Riccardo Radaelli, Avvenire 20/5/2014, 20 maggio 2014
SE CROLLA TRIPOLI PORTE APERTE ALL’ESTREMISMO
A lungo il ruolo della Libia come perno geopolitico nel Mediterraneo è stato sottostimato. Il Paese è stato spesso messo in ombra da vicini molto più determinanti per la storia del mondo arabo, come l’Egitto o l’Algeria, o maggiormente legati all’Europa, come Marocco e Tunisia; oppure preso poco sul serio per via del lunghissimo dominio di un tiranno come Gheddafi, sì crudele, ma che colpiva soprattutto per le sue bizzarrie personali. Insomma, il Paese era uno scatolone di sabbia, ricchissimo di petrolio e con cui fare possibilmente buoni affari, ma scarsamente popolato da un insieme di tribù che non potevano aspirare a influenzare il mondo arabo. Certo, il numero di libici che militava nelle file dello jihadismo mondiale era impressionante, ma vi era sempre chi se la cavava con la battuta superficiale che forse “dipendeva dal fatto che la Libia fosse troppo noiosa”.

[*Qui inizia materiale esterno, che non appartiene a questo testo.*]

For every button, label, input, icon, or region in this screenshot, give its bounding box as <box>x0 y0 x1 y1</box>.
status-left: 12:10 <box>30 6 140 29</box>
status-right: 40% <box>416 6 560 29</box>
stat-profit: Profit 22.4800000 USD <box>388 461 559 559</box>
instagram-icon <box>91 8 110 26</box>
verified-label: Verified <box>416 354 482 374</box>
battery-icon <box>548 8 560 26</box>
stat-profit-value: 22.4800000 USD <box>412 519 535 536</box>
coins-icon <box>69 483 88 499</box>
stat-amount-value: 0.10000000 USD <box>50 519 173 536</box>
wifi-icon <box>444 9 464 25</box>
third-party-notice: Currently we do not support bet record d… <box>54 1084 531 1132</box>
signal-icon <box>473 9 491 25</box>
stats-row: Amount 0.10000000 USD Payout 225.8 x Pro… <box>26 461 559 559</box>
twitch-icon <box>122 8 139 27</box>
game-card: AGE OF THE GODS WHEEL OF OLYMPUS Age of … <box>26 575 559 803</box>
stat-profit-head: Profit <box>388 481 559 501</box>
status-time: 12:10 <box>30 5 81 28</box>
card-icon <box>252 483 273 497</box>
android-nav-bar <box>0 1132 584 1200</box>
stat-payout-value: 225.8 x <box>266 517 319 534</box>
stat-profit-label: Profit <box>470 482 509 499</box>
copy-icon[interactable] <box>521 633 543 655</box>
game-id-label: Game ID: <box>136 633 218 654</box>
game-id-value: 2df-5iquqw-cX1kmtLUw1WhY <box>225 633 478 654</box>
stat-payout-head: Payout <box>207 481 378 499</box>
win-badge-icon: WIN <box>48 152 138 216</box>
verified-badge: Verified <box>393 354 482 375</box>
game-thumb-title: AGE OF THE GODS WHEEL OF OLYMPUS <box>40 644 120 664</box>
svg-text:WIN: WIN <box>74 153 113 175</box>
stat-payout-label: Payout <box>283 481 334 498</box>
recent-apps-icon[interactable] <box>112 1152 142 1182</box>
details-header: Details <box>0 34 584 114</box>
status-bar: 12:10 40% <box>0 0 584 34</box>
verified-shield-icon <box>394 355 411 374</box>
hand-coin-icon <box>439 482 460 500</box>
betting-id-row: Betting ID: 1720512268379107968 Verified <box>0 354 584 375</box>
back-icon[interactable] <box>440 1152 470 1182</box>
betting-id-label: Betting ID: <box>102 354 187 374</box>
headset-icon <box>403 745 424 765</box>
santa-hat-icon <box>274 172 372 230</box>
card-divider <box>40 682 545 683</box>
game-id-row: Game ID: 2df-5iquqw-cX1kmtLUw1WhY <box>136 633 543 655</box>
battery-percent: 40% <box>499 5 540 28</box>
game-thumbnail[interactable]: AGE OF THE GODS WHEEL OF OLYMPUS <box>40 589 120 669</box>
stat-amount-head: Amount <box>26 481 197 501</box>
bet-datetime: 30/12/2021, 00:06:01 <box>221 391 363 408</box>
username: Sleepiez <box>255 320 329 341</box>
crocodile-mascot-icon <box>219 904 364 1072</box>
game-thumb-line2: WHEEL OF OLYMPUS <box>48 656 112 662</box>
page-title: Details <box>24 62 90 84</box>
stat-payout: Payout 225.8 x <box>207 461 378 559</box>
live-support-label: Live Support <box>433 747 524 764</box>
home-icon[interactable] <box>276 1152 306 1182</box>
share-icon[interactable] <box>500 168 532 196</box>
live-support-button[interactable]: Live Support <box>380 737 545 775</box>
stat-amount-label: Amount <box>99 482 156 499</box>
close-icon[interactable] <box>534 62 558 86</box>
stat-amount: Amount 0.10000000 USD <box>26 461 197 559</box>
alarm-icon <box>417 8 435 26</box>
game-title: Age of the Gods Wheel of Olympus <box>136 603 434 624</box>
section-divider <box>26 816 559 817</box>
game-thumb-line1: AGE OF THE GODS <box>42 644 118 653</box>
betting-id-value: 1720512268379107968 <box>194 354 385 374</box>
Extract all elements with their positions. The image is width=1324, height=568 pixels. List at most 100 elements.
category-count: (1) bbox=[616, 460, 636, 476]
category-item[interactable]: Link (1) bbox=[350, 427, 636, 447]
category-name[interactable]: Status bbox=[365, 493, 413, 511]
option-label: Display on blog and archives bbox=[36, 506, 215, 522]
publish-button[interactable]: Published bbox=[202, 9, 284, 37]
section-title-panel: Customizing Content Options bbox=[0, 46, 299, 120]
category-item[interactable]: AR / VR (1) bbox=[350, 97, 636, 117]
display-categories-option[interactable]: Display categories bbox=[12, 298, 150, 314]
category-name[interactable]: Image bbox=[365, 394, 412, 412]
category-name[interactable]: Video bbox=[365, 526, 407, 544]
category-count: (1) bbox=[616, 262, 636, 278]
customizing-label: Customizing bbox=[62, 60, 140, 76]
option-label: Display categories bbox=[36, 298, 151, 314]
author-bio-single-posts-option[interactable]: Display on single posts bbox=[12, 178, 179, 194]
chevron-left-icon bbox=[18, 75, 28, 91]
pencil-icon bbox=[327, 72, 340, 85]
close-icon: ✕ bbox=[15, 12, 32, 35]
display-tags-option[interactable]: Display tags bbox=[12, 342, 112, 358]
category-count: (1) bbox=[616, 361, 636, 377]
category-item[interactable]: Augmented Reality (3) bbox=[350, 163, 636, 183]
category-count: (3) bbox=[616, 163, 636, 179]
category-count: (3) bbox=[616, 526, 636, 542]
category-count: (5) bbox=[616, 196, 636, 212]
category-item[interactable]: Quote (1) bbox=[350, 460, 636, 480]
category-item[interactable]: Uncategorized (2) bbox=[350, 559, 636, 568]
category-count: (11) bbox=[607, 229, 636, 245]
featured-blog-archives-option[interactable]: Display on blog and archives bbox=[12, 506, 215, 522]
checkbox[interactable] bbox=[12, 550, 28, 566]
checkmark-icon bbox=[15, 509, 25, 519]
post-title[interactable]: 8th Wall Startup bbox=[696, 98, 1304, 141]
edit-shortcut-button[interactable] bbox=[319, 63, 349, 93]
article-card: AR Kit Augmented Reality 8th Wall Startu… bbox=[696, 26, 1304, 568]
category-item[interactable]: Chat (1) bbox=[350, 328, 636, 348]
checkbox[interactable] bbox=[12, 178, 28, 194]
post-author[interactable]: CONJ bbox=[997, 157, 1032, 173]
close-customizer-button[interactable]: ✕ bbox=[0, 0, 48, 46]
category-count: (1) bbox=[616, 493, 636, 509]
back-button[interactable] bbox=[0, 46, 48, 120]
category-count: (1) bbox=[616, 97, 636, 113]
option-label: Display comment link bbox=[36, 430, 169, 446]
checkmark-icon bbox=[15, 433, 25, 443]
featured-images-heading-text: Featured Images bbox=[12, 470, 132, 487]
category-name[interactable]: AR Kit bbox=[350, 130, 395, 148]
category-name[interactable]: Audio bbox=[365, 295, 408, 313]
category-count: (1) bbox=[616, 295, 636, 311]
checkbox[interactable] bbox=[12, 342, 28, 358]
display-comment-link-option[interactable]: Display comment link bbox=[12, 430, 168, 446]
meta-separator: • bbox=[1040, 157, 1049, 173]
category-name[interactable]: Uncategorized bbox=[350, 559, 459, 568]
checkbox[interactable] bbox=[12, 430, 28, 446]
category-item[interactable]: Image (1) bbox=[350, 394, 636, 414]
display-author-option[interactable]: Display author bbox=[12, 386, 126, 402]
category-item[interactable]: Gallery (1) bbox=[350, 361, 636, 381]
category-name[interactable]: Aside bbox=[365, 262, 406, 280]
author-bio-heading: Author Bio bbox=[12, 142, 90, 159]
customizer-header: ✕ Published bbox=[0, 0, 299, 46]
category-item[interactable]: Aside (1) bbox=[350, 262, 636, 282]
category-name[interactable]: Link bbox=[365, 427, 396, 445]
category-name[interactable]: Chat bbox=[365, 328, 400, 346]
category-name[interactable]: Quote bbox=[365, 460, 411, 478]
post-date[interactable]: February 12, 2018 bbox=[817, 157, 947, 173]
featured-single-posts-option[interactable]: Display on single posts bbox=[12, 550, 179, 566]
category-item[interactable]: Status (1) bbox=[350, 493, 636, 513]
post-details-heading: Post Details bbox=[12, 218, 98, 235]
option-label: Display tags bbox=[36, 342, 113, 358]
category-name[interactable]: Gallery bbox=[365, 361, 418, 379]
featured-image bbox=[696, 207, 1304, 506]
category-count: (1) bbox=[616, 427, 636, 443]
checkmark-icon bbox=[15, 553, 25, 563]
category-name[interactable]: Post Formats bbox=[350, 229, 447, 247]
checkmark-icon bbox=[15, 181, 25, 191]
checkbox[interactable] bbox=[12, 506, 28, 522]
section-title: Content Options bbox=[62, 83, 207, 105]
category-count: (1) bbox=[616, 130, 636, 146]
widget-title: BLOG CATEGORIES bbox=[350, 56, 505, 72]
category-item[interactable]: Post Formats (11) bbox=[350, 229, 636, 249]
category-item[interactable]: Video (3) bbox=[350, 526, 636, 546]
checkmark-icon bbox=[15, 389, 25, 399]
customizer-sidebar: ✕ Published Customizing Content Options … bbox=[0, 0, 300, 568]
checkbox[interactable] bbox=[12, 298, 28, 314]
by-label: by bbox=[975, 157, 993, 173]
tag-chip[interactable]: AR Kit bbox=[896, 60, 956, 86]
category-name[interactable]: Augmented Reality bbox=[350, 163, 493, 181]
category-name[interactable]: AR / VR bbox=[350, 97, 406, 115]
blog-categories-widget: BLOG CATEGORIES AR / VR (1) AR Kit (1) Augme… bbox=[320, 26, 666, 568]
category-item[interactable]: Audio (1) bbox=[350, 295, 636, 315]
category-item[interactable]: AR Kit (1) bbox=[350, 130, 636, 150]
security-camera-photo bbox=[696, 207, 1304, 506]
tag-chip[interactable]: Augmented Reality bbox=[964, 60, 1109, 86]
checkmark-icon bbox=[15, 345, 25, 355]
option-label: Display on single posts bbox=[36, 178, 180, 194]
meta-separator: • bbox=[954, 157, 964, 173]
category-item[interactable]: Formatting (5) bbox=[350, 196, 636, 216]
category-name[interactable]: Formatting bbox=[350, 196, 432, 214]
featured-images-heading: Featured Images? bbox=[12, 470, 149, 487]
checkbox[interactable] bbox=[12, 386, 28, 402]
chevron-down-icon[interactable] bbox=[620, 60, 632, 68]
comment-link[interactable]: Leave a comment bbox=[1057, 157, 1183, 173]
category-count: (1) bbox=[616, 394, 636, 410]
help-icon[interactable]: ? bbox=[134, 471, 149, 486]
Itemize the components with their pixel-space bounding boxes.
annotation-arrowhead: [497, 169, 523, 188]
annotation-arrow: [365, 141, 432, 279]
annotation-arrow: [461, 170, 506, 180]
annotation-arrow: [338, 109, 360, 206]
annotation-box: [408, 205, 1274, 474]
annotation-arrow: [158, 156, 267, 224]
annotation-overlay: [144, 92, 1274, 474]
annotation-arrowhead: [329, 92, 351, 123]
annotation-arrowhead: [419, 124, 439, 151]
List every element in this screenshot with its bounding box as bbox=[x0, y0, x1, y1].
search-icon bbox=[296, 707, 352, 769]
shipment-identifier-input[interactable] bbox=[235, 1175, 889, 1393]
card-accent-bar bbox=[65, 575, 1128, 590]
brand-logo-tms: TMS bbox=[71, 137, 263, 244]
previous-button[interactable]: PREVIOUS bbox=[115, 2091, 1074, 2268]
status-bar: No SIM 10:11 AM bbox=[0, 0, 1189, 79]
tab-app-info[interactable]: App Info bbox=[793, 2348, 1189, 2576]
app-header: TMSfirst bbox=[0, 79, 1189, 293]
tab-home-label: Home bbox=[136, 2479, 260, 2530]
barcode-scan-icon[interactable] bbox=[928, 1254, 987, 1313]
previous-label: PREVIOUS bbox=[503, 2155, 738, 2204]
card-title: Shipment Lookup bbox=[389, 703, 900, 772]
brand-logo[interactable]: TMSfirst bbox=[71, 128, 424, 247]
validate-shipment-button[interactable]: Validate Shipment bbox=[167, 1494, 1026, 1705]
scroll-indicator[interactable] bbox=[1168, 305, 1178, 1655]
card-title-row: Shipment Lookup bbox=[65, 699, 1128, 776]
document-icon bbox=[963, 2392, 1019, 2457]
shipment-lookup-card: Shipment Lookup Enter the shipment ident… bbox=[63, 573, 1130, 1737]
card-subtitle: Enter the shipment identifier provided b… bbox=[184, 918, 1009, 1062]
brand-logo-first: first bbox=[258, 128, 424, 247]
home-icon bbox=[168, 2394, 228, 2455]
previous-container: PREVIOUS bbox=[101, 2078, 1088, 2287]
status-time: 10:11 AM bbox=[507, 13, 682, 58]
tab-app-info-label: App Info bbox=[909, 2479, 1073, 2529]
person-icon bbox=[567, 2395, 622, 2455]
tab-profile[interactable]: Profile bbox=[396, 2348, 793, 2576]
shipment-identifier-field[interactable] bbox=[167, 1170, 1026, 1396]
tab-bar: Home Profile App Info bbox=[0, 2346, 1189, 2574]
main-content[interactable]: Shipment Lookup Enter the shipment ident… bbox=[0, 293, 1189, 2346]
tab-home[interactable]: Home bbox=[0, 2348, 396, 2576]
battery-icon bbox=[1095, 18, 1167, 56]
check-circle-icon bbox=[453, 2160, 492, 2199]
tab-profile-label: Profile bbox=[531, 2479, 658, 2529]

Che il Paese avesse una sua centralità nei fragili equilibri di questa complicata regione, lo si è capito – per così dire – in negativo. Allorché, franato il regime gheddafiano, il Paese è scivolato lentamente lungo la china dell’anarchia e della frammentazione. Le conseguenze sullo scenario di sicurezza regionale non hanno mancato di palesarsi rapidamente: i suoi deserti, una volta perso il controllo lungo i confini meridionali, sono stati sempre più attraversati da decine – e se non centinaia di migliaia – di migranti dall’Africa sub-sahariana in cerca di disperata fortuna verso l’Europa. E che si riversano in massa sull’Italia, dato che le autorità libiche sono troppo deboli, o spesso troppo corrotte, per fermali. Si è creata nel sud un area di nessuno di cui beneficiano soprattutto jihadisti, milizie estremiste, trafficanti di ogni genere di commerci. Si rischia insomma una pericolosa saldatura, attraverso la Libia, di aree di instabilità, che partono dal Corno d’Africa (Somalia innanzitutto) a oriente fino al Mali e al Nord Nigeria a Occidente.
Si sono moltiplicati i campi di addestramento jihadisti e qaedisti, sorti spesso grazie al ritorno in patria dei tanti combattenti libici del jihad, che possono fungere da volano per una nuova generazione di combattenti e terroristi, soprattutto ora che l’Egitto usa la mano pesante contro la fratellanza musulmana.
Le milizie contrapposte che spadroneggiano nel Paese hanno paralizzato ogni scelta politica e rischiano di frantumare definitivamente il Paese, creando uno spaventoso vuoto geopolitico fra Africa ed Europa meridionale. Gli investimenti occidentali nel settore degli idrocarburi e i lavori di ricostruzione sono fortemente a rischio, dato che l’instabilità ha di fatto bloccato l’export di petrolio, con le opposte milizie che taglieggiano continuamente le attività produttive. Vi è poi il problema armi: 60 milioni per sei milioni di libici, che hanno provocato un fiorente mercato clandestino. Si è sempre detto che, finora, i libici le avevano usate solo in minima parte. Finora.
Insomma, il rischio è la cristallizzazione dell’anarchia e della frammentazione: un mega Stato fallito alle nostre porte, privo di controllo, che rischia di diffondere settarismo e violenza verso i vicini e il nostro continente. La paura, insomma, non è che un nuovo uomo forte prenda il controllo. Ma che nessuno sia ormai più in grado di farlo.